Кинотеатр «Эдем» – самый старый в мире, и нам довелось присутствовать в нем в начале июня 2009 года. Принимал нас его директор Франсуа Фанара, человек, одержимый идеей во что бы то ни стало привести это уникальное, но сильно обшарпанное здание в надлежащий вид. До прихода сюда мы побывали на станции Ла Сиота, где, как и братья Люмьер, сняли приход поезда. Тогда, более ста лет тому назад, все люди, попавшие в кадр, были массовкой – это были родственники и знакомые Люмьеров, которых они специально собрали для этой подлинно исторической съемки. Мы обошлись без массовки, но я хорошо помню ощущение, будто нас отнесло на сто с лишним лет назад, что за нами придирчиво наблюдают изобретатели кинематографа Август Мари Луи Николя Люмьер и Луи Жан Люмьер.
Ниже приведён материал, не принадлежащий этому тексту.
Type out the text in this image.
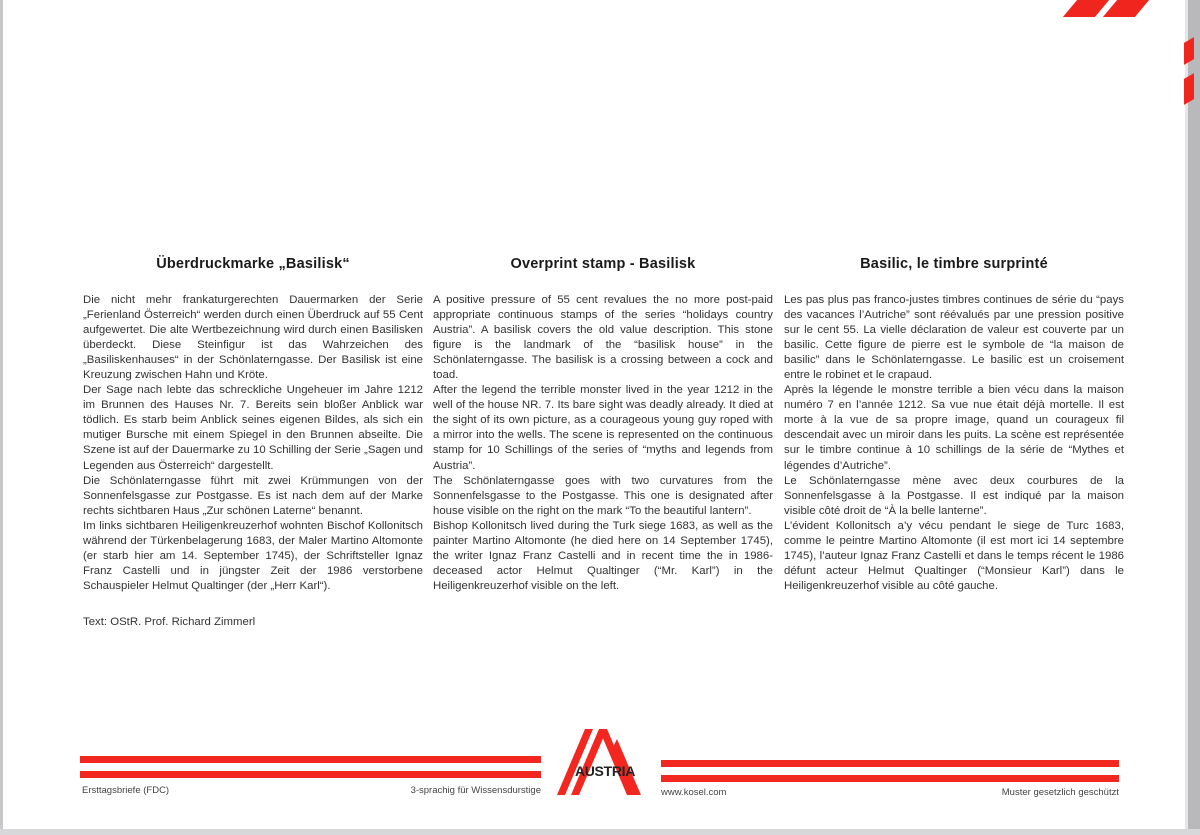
Überdruckmarke „Basilisk“

Die nicht mehr frankaturgerechten Dauermarken der Serie „Ferienland Österreich“ werden durch einen Überdruck auf 55 Cent aufgewertet. Die alte Wertbezeichnung wird durch einen Basilisken überdeckt. Diese Steinfigur ist das Wahrzeichen des „Basiliskenhauses“ in der Schönlaterngasse. Der Basilisk ist eine Kreuzung zwischen Hahn und Kröte.

Der Sage nach lebte das schreckliche Ungeheuer im Jahre 1212 im Brunnen des Hauses Nr. 7. Bereits sein bloßer Anblick war tödlich. Es starb beim Anblick seines eigenen Bildes, als sich ein mutiger Bursche mit einem Spiegel in den Brunnen abseilte. Die Szene ist auf der Dauermarke zu 10 Schilling der Serie „Sagen und Legenden aus Österreich“ dargestellt.

Die Schönlaterngasse führt mit zwei Krümmungen von der Sonnenfelsgasse zur Postgasse. Es ist nach dem auf der Marke rechts sichtbaren Haus „Zur schönen Laterne“ benannt.

Im links sichtbaren Heiligenkreuzerhof wohnten Bischof Kollonitsch während der Türkenbelagerung 1683, der Maler Martino Altomonte (er starb hier am 14. September 1745), der Schriftsteller Ignaz Franz Castelli und in jüngster Zeit der 1986 verstorbene Schauspieler Helmut Qualtinger (der „Herr Karl“).

Text: OStR. Prof. Richard Zimmerl
Overprint stamp - Basilisk

A positive pressure of 55 cent revalues the no more post-paid appropriate continuous stamps of the series “holidays country Austria”. A basilisk covers the old value description. This stone figure is the landmark of the “basilisk house” in the Schönlaterngasse. The basilisk is a crossing between a cock and toad.

After the legend the terrible monster lived in the year 1212 in the well of the house NR. 7. Its bare sight was deadly already. It died at the sight of its own picture, as a courageous young guy roped with a mirror into the wells. The scene is represented on the continuous stamp for 10 Schillings of the series of “myths and legends from Austria”.

The Schönlaterngasse goes with two curvatures from the Sonnenfelsgasse to the Postgasse. This one is designated after house visible on the right on the mark “To the beautiful lantern”.

Bishop Kollonitsch lived during the Turk siege 1683, as well as the painter Martino Altomonte (he died here on 14 September 1745), the writer Ignaz Franz Castelli and in recent time the in 1986-deceased actor Helmut Qualtinger (“Mr. Karl”) in the Heiligenkreuzerhof visible on the left.

Basilic, le timbre surprinté

Les pas plus pas franco-justes timbres continues de série du “pays des vacances l’Autriche” sont réévalués par une pression positive sur le cent 55. La vielle déclaration de valeur est couverte par un basilic. Cette figure de pierre est le symbole de “la maison de basilic” dans le Schönlaterngasse. Le basilic est un croisement entre le robinet et le crapaud.

Après la légende le monstre terrible a bien vécu dans la maison numéro 7 en l’année 1212. Sa vue nue était déjà mortelle. Il est morte à la vue de sa propre image, quand un courageux fil descendait avec un miroir dans les puits. La scène est représentée sur le timbre continue à 10 schillings de la série de “Mythes et légendes d’Autriche”.

Le Schönlaterngasse mène avec deux courbures de la Sonnenfelsgasse à la Postgasse. Il est indiqué par la maison visible côté droit de “À la belle lanterne”.

L’évident Kollonitsch a’y vécu pendant le siege de Turc 1683, comme le peintre Martino Altomonte (il est mort ici 14 septembre 1745), l’auteur Ignaz Franz Castelli et dans le temps récent le 1986 défunt acteur Helmut Qualtinger (“Monsieur Karl”) dans le Heiligenkreuzerhof visible au côté gauche.

AUSTRIA
Ersttagsbriefe (FDC)	3-sprachig für Wissensdurstige	www.kosel.com	Muster gesetzlich geschützt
Да, да, уважаемый читатель, именно Франция является родиной кино. Вы это знали? А знаете ли вы, что вплоть до конца первой четверти двадцатого века именно Франция была мировой столицей кино? Потом, правда, она уступила это место Голливуду, но французское кино было и остается одним из ведущих в мире. И тут дело не только в традициях и талантах. Дело тут – может быть, главным образом – в политике французского государства, принявшего закон, что на экранах страны не менее сорока процентов фильмов должны быть французского производства. А для обеспечения этого производства деньгами обязательный процент с продажи каждого билета в любом кинотеатре Франции в обязательном порядке перечисляется в специальный фонд и служит для финансирования французских фильмов. Вот это, на мой взгляд, и есть проявление патриотизма: забота о национальной культуре, в данном случае кино, без громких слов, без метания грома и молний в адрес «имперского Голливуда», а путем принятия определенных порядков и законов.

Вы когда-нибудь бывали в Каннах во время Международного кинофестиваля? Нет? Так я вам скажу: это зрелище не для слабонервных. С раннего утра до поздней ночи толпы людей заполняют знаменитую Круазетт – так называется набережная, тянущаяся вдоль Средиземного моря. Кого тут только нет! Красотки, надеющиеся попасть на глаза какому-нибудь знаменитому продюсеру, фокусники, музыканты, художники, предлагающие написать ваш портрет или вырезать из черной бумаги ваш силуэт, карманники, торговцы всем, чем можно и не можно торговать, и толпы зевак, жаждущих хоть краешком глаза, хоть на минутку увидеть какую-нибудь кинозвезду. Не протолкнуться. Вообще в это время слова «не» и «нет» так и реют надо всем. Например: в гостиницах НЕТ мест ни за какие деньги; в ресторанах НЕТ свободных столиков – если только не заказывать их сильно заранее; на пляжах НЕТ лежаков – категорически (во Франции частные пляжи запрещены законом, так что пройти на пляж может каждый, но получить лежак – это уже вопрос к тому, кто арендовал пляж у государства).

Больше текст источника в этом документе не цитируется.